Однажды мама приехала домой в сопровождении медсестры в униформе. Я отказалась с ней встречаться. Когда ее привезли в лимузине, мы с Питером играли наверху в камешки на твердом полу. Бабушка позвала нас вниз.
– Питер, – я схватила его за руку. – Не ходи вниз. Я не пойду. Давай останемся здесь играть. Я дам тебе выиграть, ладно?
– Нет, я спущусь, – сказал Питер и пошел вниз.
Почему я не пошла? Разозлилась на нее за то, что она не живет с нами? Что это было – я-докажу-тебе-что-ты-мне-не-нужна?
Больше я ее никогда не видела.
Должно быть, она сознавала, что это ее последнее возвращение домой. Думаю, она приехала попрощаться – а заодно взять из черной эмалевой шкатулки, которую несколько лет назад ей подарила подруга, Эулалия Чейпин, маленькую бритву.

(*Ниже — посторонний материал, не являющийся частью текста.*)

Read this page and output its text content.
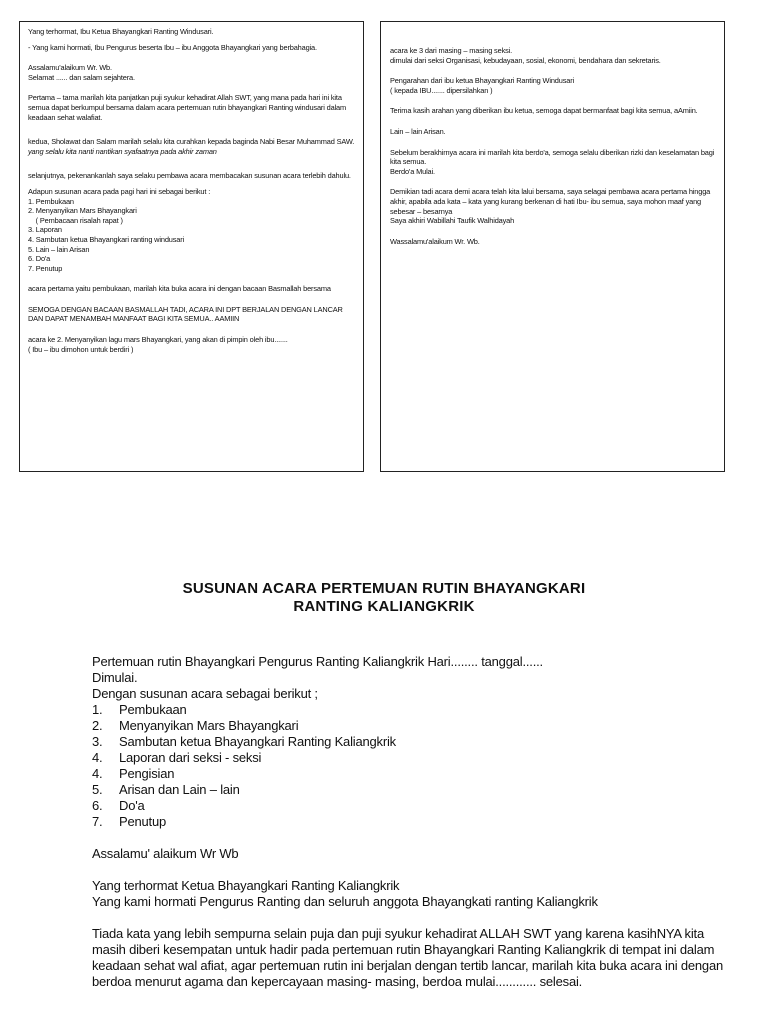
Yang terhormat, Ibu Ketua Bhayangkari Ranting Windusari.

- Yang kami hormati, Ibu Pengurus beserta Ibu – ibu Anggota Bhayangkari yang berbahagia.

Assalamu'alaikum Wr. Wb.

Selamat ...... dan salam sejahtera.

Pertama – tama marilah kita panjatkan puji syukur kehadirat Allah SWT, yang mana pada hari ini kita semua dapat berkumpul bersama dalam acara pertemuan rutin bhayangkari Ranting windusari dalam keadaan sehat walafiat.

kedua, Sholawat dan Salam marilah selalu kita curahkan kepada baginda Nabi Besar Muhammad SAW. yang selalu kita nanti nantikan syafaatnya pada akhir zaman

selanjutnya, pekenankanlah saya selaku pembawa acara membacakan susunan acara terlebih dahulu.

Adapun susunan acara pada pagi hari ini sebagai berikut :

1. Pembukaan

2. Menyanyikan Mars Bhayangkari

( Pembacaan risalah rapat )

3. Laporan

4. Sambutan ketua Bhayangkari ranting windusari

5. Lain – lain Arisan

6. Do'a

7. Penutup

acara pertama yaitu pembukaan, marilah kita buka acara ini dengan bacaan Basmallah bersama

SEMOGA DENGAN BACAAN BASMALLAH TADI, ACARA INI DPT BERJALAN DENGAN LANCAR DAN DAPAT MENAMBAH MANFAAT BAGI KITA SEMUA.. AAMIIN

acara ke 2. Menyanyikan lagu mars Bhayangkari, yang akan di pimpin oleh ibu.......

( Ibu – ibu dimohon untuk berdiri )

acara ke 3 dari masing – masing seksi.

dimulai dari seksi Organisasi, kebudayaan, sosial, ekonomi, bendahara dan sekretaris.

Pengarahan dari ibu ketua Bhayangkari Ranting Windusari

( kepada IBU....... dipersilahkan )

Terima kasih arahan yang diberikan ibu ketua, semoga dapat bermanfaat bagi kita semua, aAmiin.

Lain – lain Arisan.

Sebelum berakhirnya acara ini marilah kita berdo'a, semoga selalu diberikan rizki dan keselamatan bagi kita semua.

Berdo'a Mulai.

Demikian tadi acara demi acara telah kita lalui bersama, saya selagai pembawa acara pertama hingga akhir, apabila ada kata – kata yang kurang berkenan di hati Ibu- ibu semua, saya mohon maaf yang sebesar – besarnya

Saya akhiri Wabillahi Taufik Walhidayah

Wassalamu'alaikum Wr. Wb.

SUSUNAN ACARA PERTEMUAN RUTIN BHAYANGKARI
RANTING KALIANGKRIK

Pertemuan rutin Bhayangkari Pengurus Ranting Kaliangkrik Hari........ tanggal......

Dimulai.

Dengan susunan acara sebagai berikut ;

1.	Pembukaan
2.	Menyanyikan Mars Bhayangkari
3.	Sambutan ketua Bhayangkari Ranting Kaliangkrik
4.	Laporan dari seksi - seksi
4.	Pengisian
5.	Arisan dan Lain – lain
6.	Do'a
7.	Penutup

Assalamu' alaikum Wr Wb

Yang terhormat Ketua Bhayangkari Ranting Kaliangkrik

Yang kami hormati Pengurus Ranting dan seluruh anggota Bhayangkati ranting Kaliangkrik

Tiada kata yang lebih sempurna selain puja dan puji syukur kehadirat ALLAH SWT yang karena kasihNYA kita masih diberi kesempatan untuk hadir pada pertemuan rutin Bhayangkari Ranting Kaliangkrik di tempat ini dalam keadaan sehat wal afiat, agar pertemuan rutin ini berjalan dengan tertib lancar, marilah kita buka acara ini dengan berdoa menurut agama dan kepercayaan masing- masing, berdoa mulai............ selesai.
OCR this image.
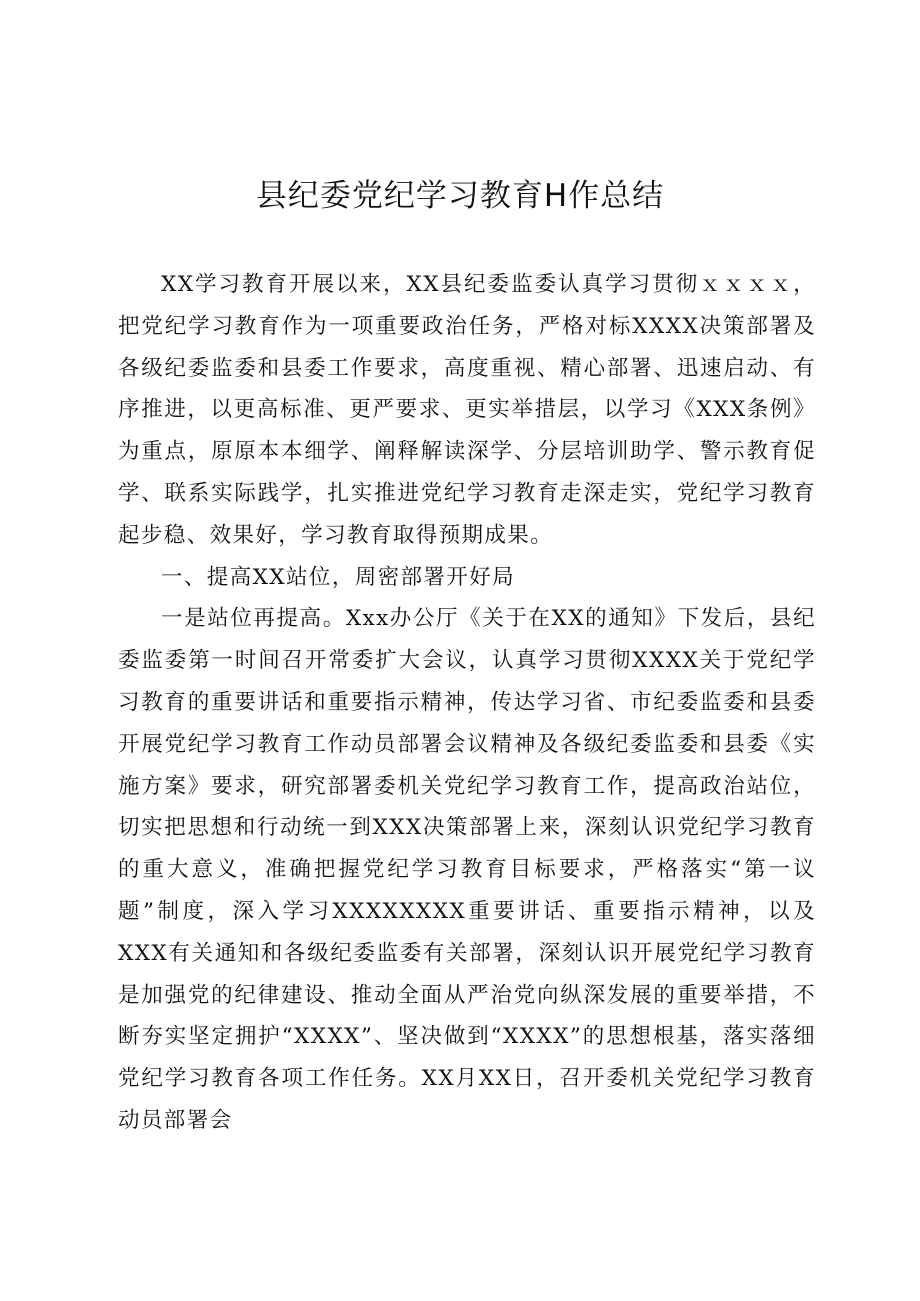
县纪委党纪学习教育H作总结

XX学习教育开展以来，XX县纪委监委认真学习贯彻ｘｘｘｘ，把党纪学习教育作为一项重要政治任务，严格对标XXXX决策部署及各级纪委监委和县委工作要求，高度重视、精心部署、迅速启动、有序推进，以更高标准、更严要求、更实举措层，以学习《XXX条例》为重点，原原本本细学、阐释解读深学、分层培训助学、警示教育促学、联系实际践学，扎实推进党纪学习教育走深走实，党纪学习教育起步稳、效果好，学习教育取得预期成果。

一、提高XX站位，周密部署开好局

一是站位再提高。Xxx办公厅《关于在XX的通知》下发后，县纪委监委第一时间召开常委扩大会议，认真学习贯彻XXXX关于党纪学习教育的重要讲话和重要指示精神，传达学习省、市纪委监委和县委开展党纪学习教育工作动员部署会议精神及各级纪委监委和县委《实施方案》要求，研究部署委机关党纪学习教育工作，提高政治站位，切实把思想和行动统一到XXX决策部署上来，深刻认识党纪学习教育的重大意义，准确把握党纪学习教育目标要求，严格落实“第一议题”制度，深入学习XXXXXXXX重要讲话、重要指示精神，以及XXX有关通知和各级纪委监委有关部署，深刻认识开展党纪学习教育是加强党的纪律建设、推动全面从严治党向纵深发展的重要举措，不断夯实坚定拥护“XXXX”、坚决做到“XXXX”的思想根基，落实落细党纪学习教育各项工作任务。XX月XX日，召开委机关党纪学习教育动员部署会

Очевидно, она быстро побежала наверх и сумела спрятать бритву в сумочке, пока ее не догнала медсестра, которую специально отправили проследить за тем, чтобы не случилось ничего подобного.
Через месяц, в апреле, в свой сорок второй день рождения, мама оставила шесть записок – Питеру, Пан, мне, своей матери, медсестре, с просьбой не заходить в ее ванную, а позвать доктора, и самому доктору, своему психиатру, которому она написала: “Доктор Беннетт, вы сделали для меня всё, что могли. Простите меня, но это самый лучший выход”.
Затем она пошла в ванную комнату санатория “Крейг Хаус”, осторожно вытащила бритву, которую ей удалось спрятать, и перерезала себе горло. Когда пришел доктор Беннетт, она была еще жива, но спустя несколько минут умерла.